3.      Pengorbanan dan Persembahan yang murni, tidak bercacat, dan yang terbaik, yang dikhususkan untuk Allah.

4.      Dalam hal-hal moral yaitu murni, tanpa dosa, suci, (Im. 19:2; 11:44 ; 1 Kor. 7:34; 1 Ptr . 1:16) yang juga berarti tidak ada perbantahan .

Dari etimologi baik Perjanjian Lama maupun Perjanjian Baru, dapat diketahui bahwa konsep kekudusan menentukan mutu penyembahan. Berdasarkan sifat kudus-Nya, Allah menuntut kekudusan dari pihak penyembah. Allah menghendaki para penyembah mengkhususkan diri dan segala yang mereka miliki untuk dipersembahkan kepada-Nya. Mengenal kekudusan Allah, mempertahankan hidup kudus, dan menyembah Allah dalam kekudusan merupakan perintah yang tidak dapat dikompromikan. Oleh sebab itu kita harus menyembah Allah dalam kekudusan-Nya.

 

1.      Kekudusan Allah

Kekudusan adalah sifat hakiki Allah. Ada banyak atribut Allah yang melekat pada diri-Nya sendiri, seperti keadilan, kasih, kebaikan, dan seterusnya, akan tetapi kekudusan merupakan bagian yang berhubungan langsung dengan penyembahan. Umat Tuhan yang menyembah harus mengetahui bahwa Allah adalah kudus, bukan hanya pada sisi moral, namun sampai pada pemahaman akan ontologi/Pribadi-Nya. Pada tingkatan yang substasial, sifat kudus ini mengacu pada sifat Allah yang tidak tercemar dan tidak terhampiri oleh makluk manapun. Istilah itu juga menunjuk kepada hubungan, dan mengandung arti ketentuan Allah untuk memelihara kedudukan-Nya sendiri terhadap makhluk-makhluk bebas lainnya. Itu adalah pengesahan Allah sendiri, sifat dalam mana Yahweh menjadikan diri-Nya sendiri ukuran mutlak bagi diri-Nya sendiri. Istilah itu tidak hanya menjelaskan perbedaan Allah dan manusia (Hos. 11:9), itu adalah sama artinya dengan “Allah yang tertinggi,” dan terutama menekankan sifat Allah yang sangat menakutkan (Maz. 99:3).[2]

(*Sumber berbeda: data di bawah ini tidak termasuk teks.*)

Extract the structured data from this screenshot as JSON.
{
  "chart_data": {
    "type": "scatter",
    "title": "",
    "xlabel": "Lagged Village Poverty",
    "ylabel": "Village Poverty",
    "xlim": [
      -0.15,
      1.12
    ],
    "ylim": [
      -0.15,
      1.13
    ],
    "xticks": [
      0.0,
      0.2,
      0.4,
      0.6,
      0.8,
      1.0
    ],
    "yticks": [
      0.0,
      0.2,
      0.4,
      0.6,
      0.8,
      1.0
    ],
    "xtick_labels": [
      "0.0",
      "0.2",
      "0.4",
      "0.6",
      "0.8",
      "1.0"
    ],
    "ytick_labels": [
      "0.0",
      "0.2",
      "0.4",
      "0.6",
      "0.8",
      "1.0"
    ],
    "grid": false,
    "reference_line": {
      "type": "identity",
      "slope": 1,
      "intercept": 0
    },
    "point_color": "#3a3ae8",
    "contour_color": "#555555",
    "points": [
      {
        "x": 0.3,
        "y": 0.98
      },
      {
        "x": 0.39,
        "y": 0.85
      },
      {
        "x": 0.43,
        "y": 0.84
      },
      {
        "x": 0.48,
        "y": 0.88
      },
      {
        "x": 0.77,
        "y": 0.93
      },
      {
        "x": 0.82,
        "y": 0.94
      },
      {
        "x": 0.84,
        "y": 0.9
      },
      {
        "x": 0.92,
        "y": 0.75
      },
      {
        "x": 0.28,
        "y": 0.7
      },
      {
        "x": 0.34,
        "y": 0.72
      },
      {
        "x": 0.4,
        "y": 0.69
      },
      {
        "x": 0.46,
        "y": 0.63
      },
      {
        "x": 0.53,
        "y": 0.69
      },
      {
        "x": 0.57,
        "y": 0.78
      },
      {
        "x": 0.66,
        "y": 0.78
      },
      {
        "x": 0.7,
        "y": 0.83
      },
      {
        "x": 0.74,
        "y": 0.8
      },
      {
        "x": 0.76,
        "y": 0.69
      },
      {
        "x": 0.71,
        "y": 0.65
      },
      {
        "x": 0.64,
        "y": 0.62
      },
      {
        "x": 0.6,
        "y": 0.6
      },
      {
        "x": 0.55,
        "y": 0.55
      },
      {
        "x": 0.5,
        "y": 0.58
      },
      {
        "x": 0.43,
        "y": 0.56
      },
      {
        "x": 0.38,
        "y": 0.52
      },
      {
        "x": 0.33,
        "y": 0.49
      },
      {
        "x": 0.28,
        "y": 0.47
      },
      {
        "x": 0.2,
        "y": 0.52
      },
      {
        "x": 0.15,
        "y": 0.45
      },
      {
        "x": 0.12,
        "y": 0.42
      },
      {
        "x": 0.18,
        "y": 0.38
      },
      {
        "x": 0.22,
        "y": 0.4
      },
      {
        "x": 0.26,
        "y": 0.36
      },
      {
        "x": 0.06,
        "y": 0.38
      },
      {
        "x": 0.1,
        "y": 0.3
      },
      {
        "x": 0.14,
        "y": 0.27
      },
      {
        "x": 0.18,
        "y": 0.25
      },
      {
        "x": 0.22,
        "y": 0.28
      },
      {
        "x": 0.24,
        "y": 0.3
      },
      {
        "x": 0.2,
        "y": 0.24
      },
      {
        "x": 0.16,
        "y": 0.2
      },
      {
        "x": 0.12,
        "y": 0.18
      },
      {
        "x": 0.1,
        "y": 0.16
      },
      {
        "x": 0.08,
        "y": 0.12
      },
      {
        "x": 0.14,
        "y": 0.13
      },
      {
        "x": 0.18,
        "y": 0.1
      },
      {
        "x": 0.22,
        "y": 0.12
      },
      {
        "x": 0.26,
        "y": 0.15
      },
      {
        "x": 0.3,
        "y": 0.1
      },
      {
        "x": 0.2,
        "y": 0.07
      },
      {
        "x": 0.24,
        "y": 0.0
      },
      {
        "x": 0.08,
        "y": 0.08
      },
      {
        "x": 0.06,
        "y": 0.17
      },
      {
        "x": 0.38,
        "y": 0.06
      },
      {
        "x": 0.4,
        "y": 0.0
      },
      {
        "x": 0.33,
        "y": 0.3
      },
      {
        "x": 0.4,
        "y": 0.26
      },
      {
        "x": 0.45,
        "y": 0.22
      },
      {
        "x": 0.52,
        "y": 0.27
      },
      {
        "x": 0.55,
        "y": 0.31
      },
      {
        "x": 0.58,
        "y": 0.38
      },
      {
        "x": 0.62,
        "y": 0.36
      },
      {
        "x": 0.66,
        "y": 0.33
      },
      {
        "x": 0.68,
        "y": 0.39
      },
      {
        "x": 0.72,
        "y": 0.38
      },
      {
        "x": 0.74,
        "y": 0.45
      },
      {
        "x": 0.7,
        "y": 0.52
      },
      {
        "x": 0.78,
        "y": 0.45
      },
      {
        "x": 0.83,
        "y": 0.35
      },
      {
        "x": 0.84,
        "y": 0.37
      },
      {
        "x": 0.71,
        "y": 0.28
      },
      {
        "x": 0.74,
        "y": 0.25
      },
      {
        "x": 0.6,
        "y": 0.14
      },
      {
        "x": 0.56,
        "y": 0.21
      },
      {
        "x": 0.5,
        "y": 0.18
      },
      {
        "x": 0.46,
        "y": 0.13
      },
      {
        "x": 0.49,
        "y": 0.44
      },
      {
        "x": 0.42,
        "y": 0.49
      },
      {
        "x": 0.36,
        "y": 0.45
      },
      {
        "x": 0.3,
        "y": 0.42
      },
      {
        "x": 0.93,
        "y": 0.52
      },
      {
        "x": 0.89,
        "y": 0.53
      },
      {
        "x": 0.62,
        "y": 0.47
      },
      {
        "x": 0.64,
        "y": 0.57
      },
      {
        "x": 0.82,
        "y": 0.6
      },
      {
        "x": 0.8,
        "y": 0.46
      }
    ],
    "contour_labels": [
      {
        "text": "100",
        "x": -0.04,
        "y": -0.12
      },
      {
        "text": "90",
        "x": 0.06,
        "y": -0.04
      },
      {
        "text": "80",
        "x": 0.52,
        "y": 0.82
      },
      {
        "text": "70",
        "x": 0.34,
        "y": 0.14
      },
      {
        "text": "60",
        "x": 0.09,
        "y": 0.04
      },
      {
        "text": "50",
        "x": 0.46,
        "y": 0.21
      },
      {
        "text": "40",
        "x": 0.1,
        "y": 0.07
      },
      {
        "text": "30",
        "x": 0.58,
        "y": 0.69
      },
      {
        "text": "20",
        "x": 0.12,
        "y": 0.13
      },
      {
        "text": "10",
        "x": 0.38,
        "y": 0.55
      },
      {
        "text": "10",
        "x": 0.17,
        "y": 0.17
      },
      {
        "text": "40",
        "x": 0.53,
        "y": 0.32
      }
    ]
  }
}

Pada bagian akhir Mazmur 111:9, pemazmur menyatakan bahwa Allah itu “kudus dan dahsyat.” Seluruh perikop Mazmur 111 mengungkapkan tentang kebajikan dan perbuatan-pernuatan ajaib dari Allah.  Di antara banyak kebajikan Allah itu, dikatakan bahwa Ia benar dan adil; penuh kasih dan maha penyayang; dan terakhir disebut kudus dan ajaib. Struktur frase itu menunjukkan bahwa kekudusan Allah adalah sama dengan kedahsyatan-Nya. Oleh karenannya kekudusan Allah harus dipahami dalam persepsi yang sama dengan kedahsyatan-Nya. Kekududsan dan kedahsyatan Allah ini yang selayaknya membawa umat Allah untuk memunji-muji-Nya sebagaimana yang diutarakan pada bagian terakhir perikop itu. Kekudusan Allah adalah landasan pemujaan orang-orang percaya.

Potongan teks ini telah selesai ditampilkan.